Risk: Power generation operators may have area-monopolies where they are the sole provider of electricity in the community. This may lead to predatory pricing where communities may overpay for electrical services.

Mitigation: Regulatory bodies will need to be created to scrutinize and enforce pricing. The sustainable energy sources of generation technologies should assist in keeping generation costs down.

Safety risk

Risk: Digital payment platforms are at risk of cyber security threats which can jeopardize customer personal and banking details.

Mitigation: Appropriate cyber security measures need to be taken to ensure data safety.

Environmental risk

Risk: Technologies using non-renewable energy sources produce greenhouse gases that contribute to climate change. While solar panels will turn into waste after their end of life.

Mitigation: While greenhouse gas emissions are undesirable, the alternative of centralised infrastructure with poor transmission efficiency may release more greenhouse gases. Plans to dispose end of life solar panels will need to be developed or panel be repurposed / recycled within rural communities.

Economic risks

Risk: The rollout of electricity provision can have an economic risk equivalent to the scale of the project.

Mitigation: Project governance suitable to the scale of the rollout needs to be included to minimise economic risks to the project. The source of funding, whether government or private, will direct who needs to ensure project governance.



Example: Gram power

Implementation: Building small scale (5-10 kilowatt) solar micro-grids in inaccessible villages of Rajasthan, India, and providing users with smart meters that allow users to regulate their power consumption.

Cost: Initially, 90% of microgrid capital cost came from government schemes.  Currently, funding from private utilities are increasing.

Timeframe: The project has been ongoing since 2012. With more than 50 microgrids built since.

Example: Earth Spark/Sparkmeter

Implementation: In 2019, The Tiburon (Haiti) 95kW solar microgrid was launched using SparkMeter to enable pre-payment billing, load management, and theft detection. The grid will serve 500 homes and businesses with 24/7 electricity.

Cost: The grid was funded primarily by the OPEC Fund for International Development with additional support from USAID, The Pan-American Development Foundation, the Organization of American States, and individual donors.

Timeframe: This is part of a 10 year ongoing rural electrification project in Haiti.

Example: Green Village Electricity (GVE)

Implementation: The GVE project is an ongoing rural electrification scheme designed to provide clean and reliable energy to off-grid rural communities in Nigeria based on a Pay-As-You-Go (PAYG) revenue collection system.

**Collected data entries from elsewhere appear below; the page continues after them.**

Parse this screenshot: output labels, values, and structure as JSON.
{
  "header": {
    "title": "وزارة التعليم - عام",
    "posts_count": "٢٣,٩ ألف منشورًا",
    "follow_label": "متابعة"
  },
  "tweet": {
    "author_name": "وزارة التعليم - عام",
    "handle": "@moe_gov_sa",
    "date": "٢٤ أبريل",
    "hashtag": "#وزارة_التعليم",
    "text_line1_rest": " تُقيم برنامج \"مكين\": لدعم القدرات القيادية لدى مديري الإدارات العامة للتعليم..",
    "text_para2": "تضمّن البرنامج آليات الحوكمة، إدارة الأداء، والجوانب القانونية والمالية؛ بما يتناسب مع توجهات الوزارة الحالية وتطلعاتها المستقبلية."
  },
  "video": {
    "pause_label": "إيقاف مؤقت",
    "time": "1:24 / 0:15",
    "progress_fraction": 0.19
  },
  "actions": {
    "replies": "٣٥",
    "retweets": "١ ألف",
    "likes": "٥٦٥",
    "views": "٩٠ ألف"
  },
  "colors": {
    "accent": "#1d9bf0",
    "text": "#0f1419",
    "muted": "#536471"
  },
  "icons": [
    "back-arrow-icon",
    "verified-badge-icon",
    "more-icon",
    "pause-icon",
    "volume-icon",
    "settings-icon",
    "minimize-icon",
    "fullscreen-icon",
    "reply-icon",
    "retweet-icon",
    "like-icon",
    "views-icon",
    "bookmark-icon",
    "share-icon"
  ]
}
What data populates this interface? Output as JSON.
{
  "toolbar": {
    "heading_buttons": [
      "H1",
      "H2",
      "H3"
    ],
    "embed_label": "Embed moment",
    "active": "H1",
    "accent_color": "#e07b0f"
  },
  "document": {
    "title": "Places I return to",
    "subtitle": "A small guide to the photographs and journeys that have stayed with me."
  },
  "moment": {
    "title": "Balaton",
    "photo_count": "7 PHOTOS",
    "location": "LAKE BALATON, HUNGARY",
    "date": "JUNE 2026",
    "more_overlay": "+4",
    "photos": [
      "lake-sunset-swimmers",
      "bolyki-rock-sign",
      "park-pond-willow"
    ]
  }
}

Once completed, the microgrids will provide energy access to an estimated 73,500 people.

Cost: The Renewable Energy Performance Platform (REPP) is providing funding and access to long-term debt to help build the project into a sustainable business that can attract funding from private sector financial markets.

Timeframe: To date, REPP’s support has enabled microgrid to be established in 24 of the 72 sites, directly supporting Nigeria’s high-priority target of universal energy access by 2030.